Globally, blockchain venture funding rose 30% last year to $15.5 billion across 986 deals, with Crypto Valley’s total amount increasing 37% from $531 million in 2024, according to the report.
One transaction did most of the heavy lifting for you. According to the report, Open Network (TON) accounted for $400 million of Crypto Valley’s 2025 funding, followed by Sygnum Bank with $58 million, stablecoin platform M0 with $40 million, Impossible Cloud Network with $34 million, and CratD2C with $30 million.
The numbers suggest that Switzerland remains Europe’s leading blockchain funding hub, but also show that capital is being concentrated in fewer, larger rounds.

According to the report, blockchain networks attracted 62% of the total funds, followed by infrastructure with 14%, centralized financial services with 10% and decentralized financial applications with 10%.

Crypto Valley captures 47% of European funding
Crypto Valley’s $728 million will account for 47% of total VC blockchain funding across Europe and 5% of global blockchain funding by 2025, highlighting the growing role of the Swiss blockchain ecosystem in the European blockchain industry.
“Nearly half of European blockchain investments now flow into Crypto Valley,” Matthias Rusch, founder and CEO of Crypto Valley, said in a statement, noting that this is a sign of a “mature ecosystem” focused on the convergence of infrastructure, finance, and “frontier technologies” that drive digital innovation.
Still, the report’s own figures show that growth has come alongside a more selective growth in the market, with the number of deals falling despite increased capital injections. The pattern was seen worldwide. CV VC said that despite a 32% drop in deal volume, funding for blockchain ventures around the world increased, indicating a shift towards fewer but larger deals.
In Crypto Valley, the same dynamics helped push up annual funding totals despite a decline in the ecosystem’s headline valuation and unicorn count.

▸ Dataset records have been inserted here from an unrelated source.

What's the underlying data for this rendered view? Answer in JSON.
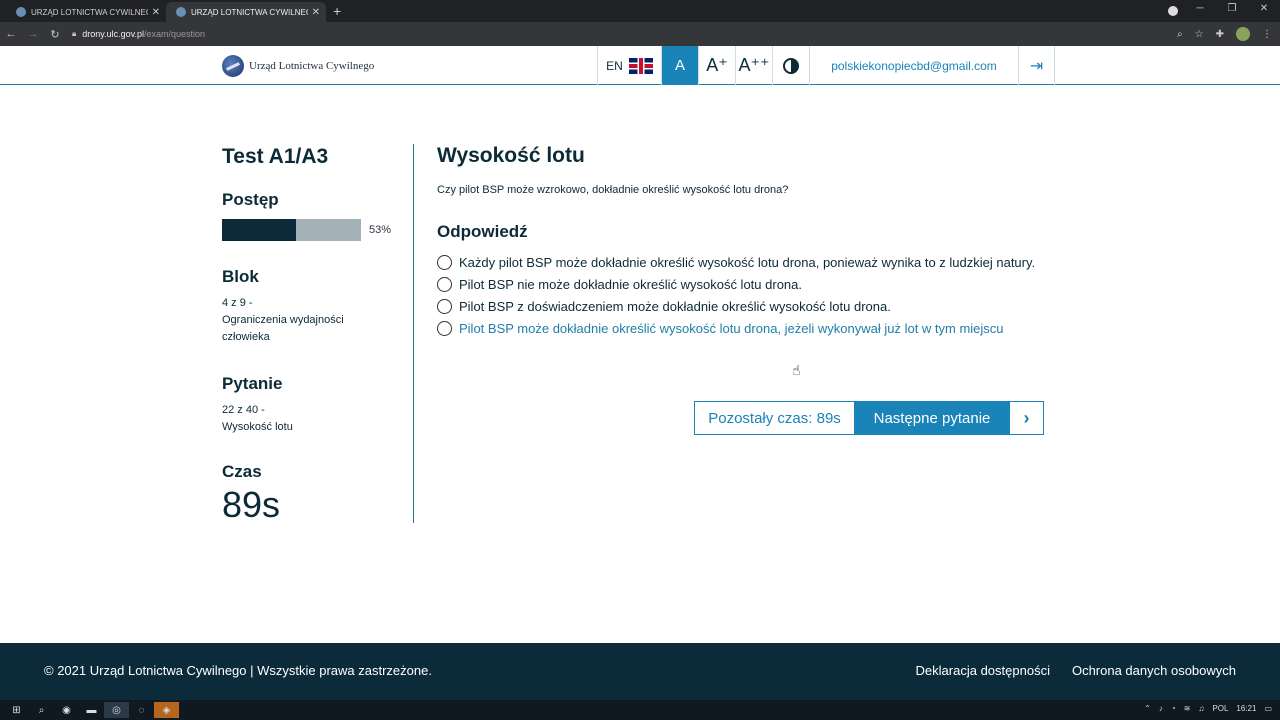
{
  "browser": {
    "tabs": [
      {
        "title": "URZĄD LOTNICTWA CYWILNEGO",
        "active": false
      },
      {
        "title": "URZĄD LOTNICTWA CYWILNEGO",
        "active": true
      }
    ],
    "new_tab": "+",
    "url_host": "drony.ulc.gov.pl",
    "url_path": "/exam/question"
  },
  "header": {
    "logo_text": "Urząd Lotnictwa Cywilnego",
    "lang": "EN",
    "font_a": "A",
    "font_a_plus": "A⁺",
    "font_a_plusplus": "A⁺⁺",
    "email": "polskiekonopiecbd@gmail.com"
  },
  "left": {
    "test_title": "Test A1/A3",
    "progress_label": "Postęp",
    "progress_percent": "53%",
    "progress_value": 0.53,
    "block_label": "Blok",
    "block_number": "4 z 9 -",
    "block_name": "Ograniczenia wydajności człowieka",
    "question_label": "Pytanie",
    "question_number": "22 z 40 -",
    "question_name": "Wysokość lotu",
    "time_label": "Czas",
    "time_value": "89s"
  },
  "question": {
    "title": "Wysokość lotu",
    "text": "Czy pilot BSP może wzrokowo, dokładnie określić wysokość lotu drona?",
    "answers_label": "Odpowiedź",
    "answers": [
      "Każdy pilot BSP może dokładnie określić wysokość lotu drona, ponieważ wynika to z ludzkiej natury.",
      "Pilot BSP nie może dokładnie określić wysokość lotu drona.",
      "Pilot BSP z doświadczeniem może dokładnie określić wysokość lotu drona.",
      "Pilot BSP może dokładnie określić wysokość lotu drona, jeżeli wykonywał już lot w tym miejscu"
    ],
    "remaining_time": "Pozostały czas: 89s",
    "next_label": "Następne pytanie"
  },
  "footer": {
    "copyright": "© 2021 Urząd Lotnictwa Cywilnego | Wszystkie prawa zastrzeżone.",
    "link_accessibility": "Deklaracja dostępności",
    "link_privacy": "Ochrona danych osobowych"
  },
  "taskbar": {
    "lang": "POL",
    "time": "16:21"
  },
  "colors": {
    "accent": "#1a84b8",
    "dark": "#0d2a38",
    "footer_bg": "#0c2b3a"
  }
}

According to CV VC, Crypto Valley is currently home to 1,766 active blockchain companies, an increase of 134% since 2020. Zug, Switzerland-based companies accounted for 20 of the 31 total deals, or 88% of the public capital, followed by Zurich-based companies with five deals.
The report also said that the number of unicorn companies in Crypto Valley will decrease to 10 in 2025 from 17 the previous year. Ethereum, Solana, Cardano, Hedera, Toncoin, Polkadot, Near Protocol, Internet Computer, Copper, and Signum Bank are currently ranked among the top crypto companies in the region.
A Crypto Valley spokesperson said the decline was primarily due to weak market conditions in the second half of the year, when six token projects fell below the $1 billion threshold. The spokesperson also said that 21Shares left the ecosystem following its acquisition by FalconX.